Le syndrome de l’hippocampe.

« Le syndrome de l’hippocampe »

de Zoe Brisby

« Le syndrome de l’hippocampe » de Zoe Brisby chez les éditions Mazarine.

Brune, 35 ans, décide de faire un bébé toute seule n’ayant pas trouvé le père. Avec sa voisine et meilleure amie, elles partent au Danemark dans une clinique de fertilité afin de choisir le géniteur sur catalogue. Une aventure danoise les attende.

« Personne n’est parfait . Même pas moi! expliqua Maxine avec un clin d’oeil. Il faut changer les choses. Vous voyez des critères au lieu de voir des personnes. Les humains sont beaucoup plus qu’une liste de cases à cocher. Nous sommes plus complexes que cela, heureusement. Mais les Danois, avec leur rêve de mannequin Hugo Boss, ne sont pas parfaits. Ils ont des doutes, des angoisses, des défauts, ils évoluent, font des erreurs et essaient de les réparer. En cherchant la perfection, on passe à côté de sa vie. »

Dans « Le syndrome de l’hippocampe, Zoe Brisby aborde un sujet d’actualité, un sujet qui a, en fait, toujours été d’actualité: la maternité. Une femme peut-elle être heureuse sans enfant? Une femme peut-elle faire un enfant seule? Et en France, comment faire un bébé toute seule? On peut dire que nous sommes en plein dans l’actualité avec la loi adoptée de l’enfant pour toutes les femmes. Dans « Le syndrome de l’hippocampe », Zoe nous fait rencontrer Brune, une trentenaire célibataire dont la question de la maternité devient importante. N’ayant pas trouvé de compagnon et ayant l’horloge biologique qui s’agite, et aussi la société qui met la pression sur les femmes, Brune veut se rendre en Danemark dans une clinique pour une insémination.

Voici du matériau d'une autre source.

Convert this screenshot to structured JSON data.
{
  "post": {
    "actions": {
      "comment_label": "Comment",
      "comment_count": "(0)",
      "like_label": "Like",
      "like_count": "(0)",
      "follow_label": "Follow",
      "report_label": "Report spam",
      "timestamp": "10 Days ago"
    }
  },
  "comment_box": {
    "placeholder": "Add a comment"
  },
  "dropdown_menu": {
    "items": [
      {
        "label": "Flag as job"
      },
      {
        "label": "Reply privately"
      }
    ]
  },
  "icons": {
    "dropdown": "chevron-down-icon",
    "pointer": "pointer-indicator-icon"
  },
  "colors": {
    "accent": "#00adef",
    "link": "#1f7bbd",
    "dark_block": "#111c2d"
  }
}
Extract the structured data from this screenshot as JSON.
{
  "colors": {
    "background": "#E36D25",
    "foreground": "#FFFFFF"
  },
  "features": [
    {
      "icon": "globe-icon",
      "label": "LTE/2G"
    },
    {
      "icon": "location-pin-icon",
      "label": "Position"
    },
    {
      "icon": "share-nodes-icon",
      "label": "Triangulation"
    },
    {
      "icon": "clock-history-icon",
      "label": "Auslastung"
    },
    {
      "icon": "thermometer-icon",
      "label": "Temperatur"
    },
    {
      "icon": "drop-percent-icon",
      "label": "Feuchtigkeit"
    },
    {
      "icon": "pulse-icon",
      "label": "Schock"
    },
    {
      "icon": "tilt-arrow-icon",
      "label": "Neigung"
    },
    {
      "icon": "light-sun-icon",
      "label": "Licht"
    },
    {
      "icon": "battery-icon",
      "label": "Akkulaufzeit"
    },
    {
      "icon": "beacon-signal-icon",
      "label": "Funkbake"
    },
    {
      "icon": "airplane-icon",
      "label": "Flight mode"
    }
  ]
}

En Danemark car en France, cela n’est pas encore possible. Avec Justine, elles partent donc dans ce pays avec la promesse de trouver le bon donneur avec toutes les caractéristiques importantes aux yeux de Brune. 

Nous nous envolons au Danemark, voyage organisé par Justine, sans oublier une phobie de l’avion, celle de Justine. Elle la dépasse, plus ou moins, par amitié pour Brune, pour être près d’elle dans sa démarche. Un appartement Airbnb, un propriétaire plus que sympathique et qui parle français, ou plutôt belge d’où les expressions!! Puis il y les rencontres que font les deux filles, des rencontres fortuites, des rencontres qui leur donneront des conseils. Il y a leurs aventures plus drôles les unes que les autres. Leur discussion entre copines. Le véganisme de Justine. Et aussi le blog, le blog que tient Justine sur l’aventure de Brune, le blog qui grossit de jour en jour. Et du coup, il y est question aussi de la popularité sur les réseaux sociaux, au fait que Brune devient en quelque sorte « la mascotte » des femmes qui veulent un enfant. Mais avec toute cette agitation, Brune va se poser une question; veut-elle réellement un enfant seule? Pour quelles raisons y est-elle si attaché? Zoe fait que ses deux héroïnes vont se confier sur elles, sur leur passé et on ne peut que s’attacher à elles deux, même si Justine était un peu agaçante au début du roman! Et il y a encore beaucoup d’autres thèmes abordés dans « Le syndrome de l’hippocampe ». Ma lecture fut vraiment plaisante et j’ai forcément pensé à une amie avec qui j’ai déjà eu cette conversation: faire une bébé seule!!!

« Le syndrome de l’hippocampe » de Zoe Brisby chez Mazarine, 03 juin 2020.